Vos films fétiches ?
J’aime d’obscurs films français comme Baxter de Jérôme Boivin, un film sur un chien, ou Thérèse d’Alain Cavalier. J’aime beaucoup le cinéma français. La Maman et la Putain est une des passions de ma jeunesse. Il a eu une énorme influence sur moi… Il y a aussi Pedro Almodóvar, qui est comme un frère pour moi. J’adore ses films, ils ont quelque chose de très joyeux.
Vous avez dit avoir arrêté d’acheter des disques quand les Beatles sont arrivés.
C’est vrai, j’ai détesté toute la musique pop entre les Beatles et le punk. J’ai grandi en écoutant exclusivement des radios blacks et des chanteurs noirs. J’écoutais du rhythm’n’blues exactement pour la même raison que les enfants blancs d’aujourd’hui écoutent du rap : parce que c’est politiquement incorrect, que ça rend fous les parents de gauche. Les parents aimaient les Beatles, le rock’n’roll les énervait. Little Richard a provoqué un choc énorme quand il est apparu dans les années 50. Malheureusement, plus tard, je l’ai interviewé pour Playboy : ne rencontrez jamais une de vos idoles. Etant très jeune, j’ai aussi assisté à un concert de James Brown où j’étais le seul Blanc. On pouvait se faire tabasser pour ça, il y avait des émeutes, mais ça valait le coup. J’ai chez moi un plein tiroir de 45t de rhythm’n’blues que j’ai achetés ou volés. On retrouve beaucoup de ces chansons dans mes films.
Vous êtes collectionneur d’art. Cindy Sherman figure d’ailleurs dans Pecker. Vous aimez son travail ?

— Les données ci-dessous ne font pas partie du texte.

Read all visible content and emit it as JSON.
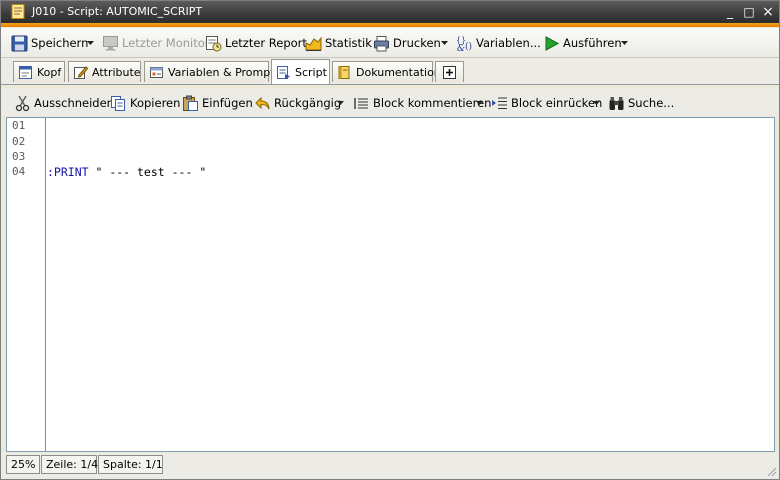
{
  "window": {
    "title": "J010 - Script: AUTOMIC_SCRIPT",
    "minimize_symbol": "_",
    "maximize_symbol": "□",
    "close_symbol": "×"
  },
  "main_toolbar": {
    "save": "Speichern",
    "last_monitor": "Letzter Monitor",
    "last_report": "Letzter Report",
    "statistics": "Statistik",
    "print": "Drucken",
    "variables": "Variablen...",
    "execute": "Ausführen"
  },
  "tabs": [
    {
      "label": "Kopf",
      "icon": "header-icon"
    },
    {
      "label": "Attribute",
      "icon": "attribute-icon"
    },
    {
      "label": "Variablen & Prompts",
      "icon": "variables-prompts-icon"
    },
    {
      "label": "Script",
      "icon": "script-icon",
      "active": true
    },
    {
      "label": "Dokumentation",
      "icon": "documentation-icon"
    },
    {
      "label": "",
      "icon": "add-tab-icon"
    }
  ],
  "edit_toolbar": {
    "cut": "Ausschneiden",
    "copy": "Kopieren",
    "paste": "Einfügen",
    "undo": "Rückgängig",
    "comment_block": "Block kommentieren",
    "indent_block": "Block einrücken",
    "search": "Suche..."
  },
  "editor": {
    "line_numbers": [
      "01",
      "02",
      "03",
      "04"
    ],
    "lines": [
      "",
      "",
      "",
      ":PRINT \" --- test --- \""
    ],
    "keyword": ":PRINT",
    "line4_rest": " \" --- test --- \""
  },
  "status": {
    "zoom": "25%",
    "line": "Zeile: 1/4",
    "column": "Spalte: 1/1"
  },
  "colors": {
    "accent_bar": "#f08a00",
    "title_bar": "#3b3b3b",
    "keyword": "#1414a8"
  }
}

J’ai énormément apprécié son film Office killer, qui a reçu des critiques cruelles aux Etats-Unis. Je ne comprends pas pourquoi : pour moi, ça ressemble assez à son travail photographique. Drôle et intelligent. Ce qui me plaît le plus, ce sont les oeuvres d’art dont les gens disent (voix guindée) : « Oh, mes enfants pourraient faire pareil ! » Moi, j’aime des choses qui m’irritent, du moment qu’elles ont de l’esprit : dans ma collection, j’ai des oeuvres des Suisses Fischli-Weiss, du photographe Jack Pierson, ou encore de Mike Kelley.